Гетта не понимала, говорит ли кузен о другом мужчине, ей незнакомом, или о себе. Он бы на ней женился и был ей хорошим мужем. У него есть для нее дом. Он честный человек, с которым она была бы счастлива и уважаема! Произнося эти слова, Роджер смотрел на нее, как будто описывает свое положение. И, упомянув старомодный обычай развязаться со старой любовью, прежде чем заводить новую, разве он не имел в виду Пола Монтегю и американку? Но коли так, Гетте не пристало разгадывать его намеки. Покуда Роджер не выразился прямее, она не обязана понимать, что речь о ней.
– Ужасно, – сказала она.
– Ужасно, да. Все ужасно. Я сочувствую вам и вашей матушке.
– Мне кажется, у нас теперь всегда все будет плохо.
Ей очень хотелось услышать что-нибудь о миссис Хартл, но она пока не смела задать вопрос.
– Не знаю, дожидаться ли вашей матушки, – сказал Роджер после недолгого молчания.
– Пожалуйста, подождите, если не очень заняты.
– Я приехал только с ней повидаться, но, возможно, когда она привезет Феликса домой, ей будет не до меня.
– Напротив, она будет вам рада. В трудную минуту ей всегда хочется, чтобы вы были рядом. Ох, Роджер, если бы вы сказали мне.
– Что именно?
– Она ведь вам написала?
– Да, написала.
– И про меня тоже?
– Да, Гетта, и про вас. И, Гетта, мистер Монтегю тоже мне написал.
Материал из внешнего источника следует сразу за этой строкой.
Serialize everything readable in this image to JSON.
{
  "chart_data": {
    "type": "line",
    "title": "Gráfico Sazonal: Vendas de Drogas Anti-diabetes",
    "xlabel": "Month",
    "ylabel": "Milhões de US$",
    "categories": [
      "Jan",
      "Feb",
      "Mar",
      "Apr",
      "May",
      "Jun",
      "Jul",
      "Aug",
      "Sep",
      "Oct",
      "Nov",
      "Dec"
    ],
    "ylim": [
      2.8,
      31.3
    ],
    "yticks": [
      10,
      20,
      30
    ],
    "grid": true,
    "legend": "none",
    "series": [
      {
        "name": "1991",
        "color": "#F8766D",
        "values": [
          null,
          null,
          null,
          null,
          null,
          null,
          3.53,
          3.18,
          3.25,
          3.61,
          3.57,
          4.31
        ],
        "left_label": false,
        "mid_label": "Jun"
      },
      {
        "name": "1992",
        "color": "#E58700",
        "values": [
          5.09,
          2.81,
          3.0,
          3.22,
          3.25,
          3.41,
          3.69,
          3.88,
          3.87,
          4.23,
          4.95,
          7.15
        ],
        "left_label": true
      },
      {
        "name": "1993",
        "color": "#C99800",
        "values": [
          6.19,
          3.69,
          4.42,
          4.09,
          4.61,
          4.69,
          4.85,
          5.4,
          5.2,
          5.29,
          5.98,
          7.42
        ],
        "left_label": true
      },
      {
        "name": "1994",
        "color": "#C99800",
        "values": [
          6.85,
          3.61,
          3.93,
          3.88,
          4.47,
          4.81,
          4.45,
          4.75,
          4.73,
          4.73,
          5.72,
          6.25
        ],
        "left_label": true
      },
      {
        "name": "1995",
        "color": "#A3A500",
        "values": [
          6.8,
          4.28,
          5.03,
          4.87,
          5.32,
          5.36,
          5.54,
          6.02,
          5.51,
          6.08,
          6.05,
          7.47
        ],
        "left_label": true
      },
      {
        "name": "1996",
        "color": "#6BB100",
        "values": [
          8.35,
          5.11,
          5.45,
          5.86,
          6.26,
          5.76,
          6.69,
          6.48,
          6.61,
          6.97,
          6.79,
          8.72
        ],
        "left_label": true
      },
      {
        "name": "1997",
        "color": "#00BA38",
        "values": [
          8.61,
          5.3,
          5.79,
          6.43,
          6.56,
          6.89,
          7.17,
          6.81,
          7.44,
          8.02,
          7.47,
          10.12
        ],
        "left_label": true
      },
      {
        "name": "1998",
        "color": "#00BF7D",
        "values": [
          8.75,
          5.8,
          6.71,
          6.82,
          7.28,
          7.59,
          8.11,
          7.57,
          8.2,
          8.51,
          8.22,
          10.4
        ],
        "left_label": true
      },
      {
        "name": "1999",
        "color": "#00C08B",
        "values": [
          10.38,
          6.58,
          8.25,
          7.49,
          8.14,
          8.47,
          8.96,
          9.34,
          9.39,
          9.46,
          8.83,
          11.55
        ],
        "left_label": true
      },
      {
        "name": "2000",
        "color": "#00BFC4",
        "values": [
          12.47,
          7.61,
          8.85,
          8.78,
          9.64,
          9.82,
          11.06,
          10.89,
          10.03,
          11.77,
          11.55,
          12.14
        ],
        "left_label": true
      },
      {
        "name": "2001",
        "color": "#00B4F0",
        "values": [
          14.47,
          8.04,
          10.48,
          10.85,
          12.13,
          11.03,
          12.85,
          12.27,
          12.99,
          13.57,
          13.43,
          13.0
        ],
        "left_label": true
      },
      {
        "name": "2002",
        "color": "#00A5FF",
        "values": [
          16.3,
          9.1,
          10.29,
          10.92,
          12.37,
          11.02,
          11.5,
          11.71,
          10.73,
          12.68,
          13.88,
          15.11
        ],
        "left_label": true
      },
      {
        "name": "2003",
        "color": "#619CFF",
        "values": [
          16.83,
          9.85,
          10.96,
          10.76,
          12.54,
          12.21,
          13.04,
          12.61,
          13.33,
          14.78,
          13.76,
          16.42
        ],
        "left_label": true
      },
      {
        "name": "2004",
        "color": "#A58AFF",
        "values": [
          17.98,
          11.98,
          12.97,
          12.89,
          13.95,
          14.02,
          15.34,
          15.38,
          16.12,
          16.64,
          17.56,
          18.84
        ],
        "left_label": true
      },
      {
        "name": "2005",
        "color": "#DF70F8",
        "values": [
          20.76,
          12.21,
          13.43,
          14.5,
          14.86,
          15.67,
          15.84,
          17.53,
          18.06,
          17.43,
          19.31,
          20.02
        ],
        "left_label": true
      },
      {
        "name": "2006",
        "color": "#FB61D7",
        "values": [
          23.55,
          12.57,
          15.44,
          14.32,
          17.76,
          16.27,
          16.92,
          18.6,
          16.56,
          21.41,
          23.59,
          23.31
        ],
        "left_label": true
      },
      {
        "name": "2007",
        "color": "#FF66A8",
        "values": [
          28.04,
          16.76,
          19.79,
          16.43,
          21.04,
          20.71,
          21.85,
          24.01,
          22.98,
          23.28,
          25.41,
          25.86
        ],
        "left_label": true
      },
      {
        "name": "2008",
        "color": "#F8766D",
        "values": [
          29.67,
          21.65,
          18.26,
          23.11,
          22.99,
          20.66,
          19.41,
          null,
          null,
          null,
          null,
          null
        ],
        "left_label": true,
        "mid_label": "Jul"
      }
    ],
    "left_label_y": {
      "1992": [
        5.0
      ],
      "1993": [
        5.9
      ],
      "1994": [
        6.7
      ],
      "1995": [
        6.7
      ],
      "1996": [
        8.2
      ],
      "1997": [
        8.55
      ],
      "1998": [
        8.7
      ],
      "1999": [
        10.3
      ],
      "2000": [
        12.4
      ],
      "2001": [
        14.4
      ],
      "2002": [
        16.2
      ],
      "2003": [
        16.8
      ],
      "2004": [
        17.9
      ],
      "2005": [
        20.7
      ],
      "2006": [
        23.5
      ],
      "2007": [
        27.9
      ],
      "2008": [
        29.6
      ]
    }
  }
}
– Он сказал мне, что напишет, – прошептала Гетта.
– Сообщил ли он вам мой ответ?
– Нет. Мы с тех пор не виделись.
– Вы же не думаете, что этот ответ был очень добрым? Я чувствую примерно то же, что Джон Крамб, хотя не стану выражать это тем же способом.
– Вы, кажется, сказали, что девушка обещала за него выйти?
– Нет, я этого не говорил, но она и впрямь обещала. Да, Гетта, разница есть. Та девушка ветрена и нарушила слово. Вы ничего такого не делали. Мне не в чем вас укорить. У меня никогда не было в вашем отношении и малейшей осуждающей мысли. Вас я не упрекаю. Но он… он, возможно, еще вероломней Феликса.
– Ох, Роджер, в чем его вероломство?
Он по-прежнему не хотел рассказывать ей о миссис Хартл. Вероломство, по мнению Роджера, было совершено против него самого.
– Увидев свои чувства, он должен был уехать и никогда к вам не приближаться. Не отнимать чашу с водой от моих губ.
Как было сказать, что его губы никогда не коснулись бы этой чаши? И все же, если Пола можно упрекнуть лишь в таком вероломстве, Гетта должна объяснить Роджеру его неправоту. Ужасную историю миссис Хартл она бы выслушала со всем вниманием, но не могла признать бесчестной любовь Пола к себе.
– Но, Роджер, – сказала она, – это бы ничего не изменило.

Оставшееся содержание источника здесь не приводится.